John Huntsman said this in a recent CNN interview: "I say let's respect religious beliefs, let's show a little more tolerance in terms of what people's belief systems are. Thomas Jefferson got it right when he spoke about tolerance for religions and the fact that they wouldn't play a role in American politics, and here we sit over two hundred years later spending more time than it's worth on this very subject." 

 I quote Mormon religious doctrine:
"We claim the privilege of worshiping Almighty God according to the dictates of our own conscience, and allow all men the same privilege, let them worship how, where, or what they may." 
- The 11th Article of Faith. 

I am a proud member of the Church of Jesus Christ of Latter Day Saints.
I pray to my Heavenly Father often. Although I should pray more than I do.
I believe that Joseph Smith began this religion through revelation from God and Jesus Christ
which does make divine beings the founders of our religion, and this "cult" label very inaccurate.
I believe the Bible to be the word of God.
I also believe the Book of Mormon to be the word of God, and a new testament of Jesus Christ.
My beliefs will not waver, but I promise I will never condemn yours. 

All I ask is that you do the same for me and my Mormon neighbors. 

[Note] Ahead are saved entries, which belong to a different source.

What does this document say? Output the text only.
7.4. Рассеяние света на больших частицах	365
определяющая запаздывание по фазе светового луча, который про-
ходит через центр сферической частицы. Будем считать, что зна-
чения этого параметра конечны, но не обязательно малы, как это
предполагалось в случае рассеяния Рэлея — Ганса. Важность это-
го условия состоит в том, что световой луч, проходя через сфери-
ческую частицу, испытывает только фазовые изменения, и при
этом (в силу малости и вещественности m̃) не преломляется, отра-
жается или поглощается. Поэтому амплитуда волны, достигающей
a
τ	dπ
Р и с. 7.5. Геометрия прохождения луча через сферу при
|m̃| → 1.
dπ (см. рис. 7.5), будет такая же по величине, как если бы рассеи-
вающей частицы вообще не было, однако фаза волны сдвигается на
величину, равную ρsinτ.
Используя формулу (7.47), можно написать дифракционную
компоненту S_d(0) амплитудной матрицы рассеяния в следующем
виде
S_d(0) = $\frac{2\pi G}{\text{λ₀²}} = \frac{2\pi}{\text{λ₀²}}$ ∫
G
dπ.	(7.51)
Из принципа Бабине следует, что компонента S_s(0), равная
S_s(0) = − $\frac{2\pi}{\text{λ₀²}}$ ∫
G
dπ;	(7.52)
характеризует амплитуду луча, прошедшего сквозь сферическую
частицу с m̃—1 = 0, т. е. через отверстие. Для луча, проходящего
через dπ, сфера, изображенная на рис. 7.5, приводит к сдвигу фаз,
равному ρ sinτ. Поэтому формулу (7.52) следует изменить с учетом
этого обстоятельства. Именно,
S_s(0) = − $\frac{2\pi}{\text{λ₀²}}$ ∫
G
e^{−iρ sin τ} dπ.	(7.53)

note: I have no intention of turning this blog into something centered on religion, politics, or any combination therein. I use this blog as an outlet to document life events, feelings, and beliefs, and feeling quite strongly about this subject I felt I couldn't keep silent. I do not mean any disrespect to members of the Evangelical Christian faith. These words reflect my opinion and beliefs as a Mormon and an American and you are absolutely welcome to disagree with me.